Don't Believe Everything You Think cover

Don't Believe Everything You Think

by Joseph Nguyen

3.79 Goodreads
(57.1K ratings)

Why You'll Love This

In just over 100 pages, this book argues that thinking itself — not your circumstances — is the source of all your suffering.

  • Great if you want: a short, sharp reset on anxiety and overthinking
  • The experience: quick and meditative — reads more like a manifesto than a manual
  • The writing: Nguyen keeps it stripped back — plain language, no academic padding
  • Skip if: you want research-backed frameworks rather than philosophical reflection

About This Book

Most of us treat our thoughts as facts — as reliable narrators of who we are and what's possible for us. Joseph Nguyen's slim but quietly radical book challenges that assumption at its root, arguing that psychological suffering isn't caused by circumstances, past trauma, or personal failure, but by something far more immediate: the unexamined belief that our thoughts are telling us the truth. The stakes here are personal and practical — anxiety, self-doubt, the slow erosion of a life you actually want to be living.

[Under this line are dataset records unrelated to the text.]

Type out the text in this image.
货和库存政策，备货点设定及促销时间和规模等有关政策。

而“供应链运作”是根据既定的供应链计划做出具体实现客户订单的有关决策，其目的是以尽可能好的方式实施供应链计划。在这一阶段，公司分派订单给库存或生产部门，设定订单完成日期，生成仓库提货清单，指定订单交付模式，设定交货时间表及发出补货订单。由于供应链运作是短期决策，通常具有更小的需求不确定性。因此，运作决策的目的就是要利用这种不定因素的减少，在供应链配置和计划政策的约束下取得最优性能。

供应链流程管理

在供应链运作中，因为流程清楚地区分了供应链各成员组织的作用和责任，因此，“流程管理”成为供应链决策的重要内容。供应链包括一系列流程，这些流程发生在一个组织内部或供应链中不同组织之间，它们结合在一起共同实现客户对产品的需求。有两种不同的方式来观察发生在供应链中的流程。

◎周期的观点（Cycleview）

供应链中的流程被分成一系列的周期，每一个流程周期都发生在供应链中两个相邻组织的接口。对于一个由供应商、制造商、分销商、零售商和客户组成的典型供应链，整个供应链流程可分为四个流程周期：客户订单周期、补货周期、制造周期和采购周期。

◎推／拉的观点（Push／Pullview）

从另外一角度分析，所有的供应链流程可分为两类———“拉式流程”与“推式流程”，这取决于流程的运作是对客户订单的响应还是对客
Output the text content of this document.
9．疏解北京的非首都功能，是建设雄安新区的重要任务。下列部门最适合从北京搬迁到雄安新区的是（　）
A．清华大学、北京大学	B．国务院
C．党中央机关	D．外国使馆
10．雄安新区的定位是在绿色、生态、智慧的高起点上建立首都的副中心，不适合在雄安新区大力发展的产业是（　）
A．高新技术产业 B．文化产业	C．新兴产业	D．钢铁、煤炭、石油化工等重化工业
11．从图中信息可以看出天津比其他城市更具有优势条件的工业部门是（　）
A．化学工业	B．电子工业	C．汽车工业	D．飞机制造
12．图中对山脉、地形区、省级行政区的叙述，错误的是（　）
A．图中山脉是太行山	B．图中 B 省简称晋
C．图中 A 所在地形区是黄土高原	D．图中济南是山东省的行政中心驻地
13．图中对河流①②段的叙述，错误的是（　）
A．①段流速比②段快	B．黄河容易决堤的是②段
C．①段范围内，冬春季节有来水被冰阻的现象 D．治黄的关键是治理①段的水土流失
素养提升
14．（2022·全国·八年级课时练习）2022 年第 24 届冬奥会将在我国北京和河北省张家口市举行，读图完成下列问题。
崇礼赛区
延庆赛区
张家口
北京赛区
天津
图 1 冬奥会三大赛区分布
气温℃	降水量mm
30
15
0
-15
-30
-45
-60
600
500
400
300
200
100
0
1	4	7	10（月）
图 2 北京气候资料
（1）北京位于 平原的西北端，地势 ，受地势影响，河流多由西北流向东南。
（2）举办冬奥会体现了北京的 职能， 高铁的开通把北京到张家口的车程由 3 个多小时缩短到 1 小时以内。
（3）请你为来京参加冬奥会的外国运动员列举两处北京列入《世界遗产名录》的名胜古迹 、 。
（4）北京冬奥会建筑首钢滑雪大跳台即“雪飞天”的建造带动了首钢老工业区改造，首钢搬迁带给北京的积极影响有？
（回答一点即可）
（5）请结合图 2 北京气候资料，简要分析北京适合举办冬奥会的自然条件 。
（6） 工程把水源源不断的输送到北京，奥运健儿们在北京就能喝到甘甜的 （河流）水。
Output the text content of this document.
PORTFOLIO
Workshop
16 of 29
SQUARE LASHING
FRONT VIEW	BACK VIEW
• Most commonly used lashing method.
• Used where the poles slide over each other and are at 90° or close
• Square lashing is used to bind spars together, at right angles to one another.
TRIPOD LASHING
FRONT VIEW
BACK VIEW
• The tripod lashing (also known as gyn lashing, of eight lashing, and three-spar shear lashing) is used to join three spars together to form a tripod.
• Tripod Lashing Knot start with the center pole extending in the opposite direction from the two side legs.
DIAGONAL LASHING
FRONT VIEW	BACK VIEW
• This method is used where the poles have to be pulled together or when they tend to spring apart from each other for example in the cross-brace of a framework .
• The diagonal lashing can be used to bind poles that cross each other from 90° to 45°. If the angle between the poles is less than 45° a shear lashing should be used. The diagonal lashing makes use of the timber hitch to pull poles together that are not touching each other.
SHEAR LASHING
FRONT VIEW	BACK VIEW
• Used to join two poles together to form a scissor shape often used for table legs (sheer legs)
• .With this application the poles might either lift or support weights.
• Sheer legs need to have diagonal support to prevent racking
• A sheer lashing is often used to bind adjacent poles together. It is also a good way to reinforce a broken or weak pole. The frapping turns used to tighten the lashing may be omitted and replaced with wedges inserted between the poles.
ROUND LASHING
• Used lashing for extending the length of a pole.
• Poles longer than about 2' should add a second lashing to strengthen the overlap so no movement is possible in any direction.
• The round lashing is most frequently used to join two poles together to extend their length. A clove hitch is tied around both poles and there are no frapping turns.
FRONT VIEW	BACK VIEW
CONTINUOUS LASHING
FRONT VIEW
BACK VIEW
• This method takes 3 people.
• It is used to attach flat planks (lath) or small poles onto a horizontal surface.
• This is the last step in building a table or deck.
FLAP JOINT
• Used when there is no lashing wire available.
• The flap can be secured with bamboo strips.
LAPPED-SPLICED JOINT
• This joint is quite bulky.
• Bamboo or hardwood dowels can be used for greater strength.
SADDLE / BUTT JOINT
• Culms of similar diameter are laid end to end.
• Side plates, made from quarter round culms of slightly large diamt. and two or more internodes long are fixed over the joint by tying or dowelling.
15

At just over a hundred pages, the book earns its brevity. Nguyen writes with the kind of stripped-down clarity that forces you to slow down and actually sit with each idea rather than skim past it. The structure is deliberately unhurried — short chapters that build on one another without feeling like a checklist or a workbook. What sets it apart from typical self-help is its philosophical patience; Nguyen isn't selling techniques so much as offering a shift in perspective, one that readers can absorb and return to long after the last page.